Despite all the stage management by the New Labour machine, reality did begin to break through in to the Labour Party Conference both in the fringe meetings at the Conference and also even on to the Conference floor. There's been a lot written about the techniques developed by New Labour to control the Conference as a media event which I don't need to repeat here. However even I am quite surprised at the lengths to which the New Labour bureaucracy has gone to seek to prevent any real debate on policy issues. It isn't just the intensive briefing of delegates on which way they're supposed to vote by full-time Labour Party officials or strategically placed members of staff to organise clapping and standing ovations, or even the handing out of hand-written placards by Labour Party apparatchiks. The worse, I suppose, is the delusion that they have that somehow this will prevent the issues being debated and the concerns of Labour Party members about the direction of the Government ever being expressed.
Instead, what occurred this week was the defeat of the Government on the Conference floor on a number of key issues such as health service privatisation, council housing and corporate manslaughter legislation. Outside the Conference chamber the real debate took place where party members and trade unionists couldn't express themselves on the Conference floor. They simply transposed their expression of views in to the fringe meetings. At fringe meeting after fringe meeting it was demonstrated that there is a widespread coalition now for change in direction for the Labour Government. Clear calls were made for a series of changes in Government policy, including ending privatisation, the need to introduce a Trade Union Freedom Bill, the importance of having a real debate about Trident, and withdrawal from Iraq.

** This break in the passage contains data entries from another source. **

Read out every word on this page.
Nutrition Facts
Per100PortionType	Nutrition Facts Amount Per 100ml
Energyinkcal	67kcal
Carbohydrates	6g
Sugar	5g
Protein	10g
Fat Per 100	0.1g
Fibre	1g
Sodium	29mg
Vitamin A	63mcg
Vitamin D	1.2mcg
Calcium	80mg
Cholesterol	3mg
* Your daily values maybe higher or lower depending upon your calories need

So, looking back on Conference week, it's encouraging to report that whenever a vote was allowed on the Conference floor, the Labour Party Conference endorsed key elements of the policy programme upon which I am standing for leader of the party. On the issues where New Labour refused to allow a debate, it was clear from the many packed fringe meetings on these subjects that there is majority rank-and-file support in both the Constituency Labour Parties and trade unions for the policies we are advocating as part of this campaign. So, I have come back from Manchester significantly encouraged that there is a massive basis for support for our campaign, its policies and for our leadership bid.
The whole week was one frenetic series of fringe meetings which I attended and spoke at. This enabled us not just to gage support for these policies, but also get real feedback on the details of policies and how we drive them forward as part of this campaign. People were buzzing with ideas, both about the detail of policy but also about organising the campaign in their communities and in their unions. The Conference has given our campaign a major boost. Of course it's a continuing struggle to gain a breakthrough into the national press, but our effective use of live media this week has given us the opportunity of explaining our policies to a wider audience.
Naturally I try to speak from the Conference platform - but, unsurprisingly, was never called to speak. I was hoping to speak in the debate on the privatisation of the NHS, but was denied the opportunity. In fact the only time allocated to speakers called from the floor in a combined debate on the NHS and education was approximately 15 minutes. Although I was unable to speak on the subject of NHS privatisation, I set out my views on this issue at the LRC/Campaign Group fringe on Wednesday evening. You can see my speech at the Guardian: http://commentisfree.guardian.co.uk/john_mcdonnell/2006/09/post_446.html
The New Labour hierarchy including many Labour MPs and the London-based media still have no understanding of what we're about and the nature of our campaign. We have rejected the traditional path followed by political campaigns in the past for seeking position within Government or a political party. The traditional route is for a small group of MPs to come together and select a candidate between themselves, to determine their own programme of policies and to launch a campaign from a Westminster committee room and invite and cajole other MPs to support them, virtually excluding party members and supporters. So, a fait accompli determines and restricts to a narrow range of candidates - MPs basically telling us who we can vote for. Our campaign has virtually reversed this process. Rank-and-file members of the Labour Party and trade unions have determined that we should have a challenge for the leadership, have proposed a policy programme and have offered a leadership candidate for support. On this basis our campaign flies in the face of all those traditional processes and challenges the very structures of decision-making and power within our party and within the political system. You can see now why they have no idea where we're coming from, what we're about or any understanding of the process we are using. In my view, this lack of understanding leads them to completely underestimating the demands for change within our movement and also the massive potential support for our campaign.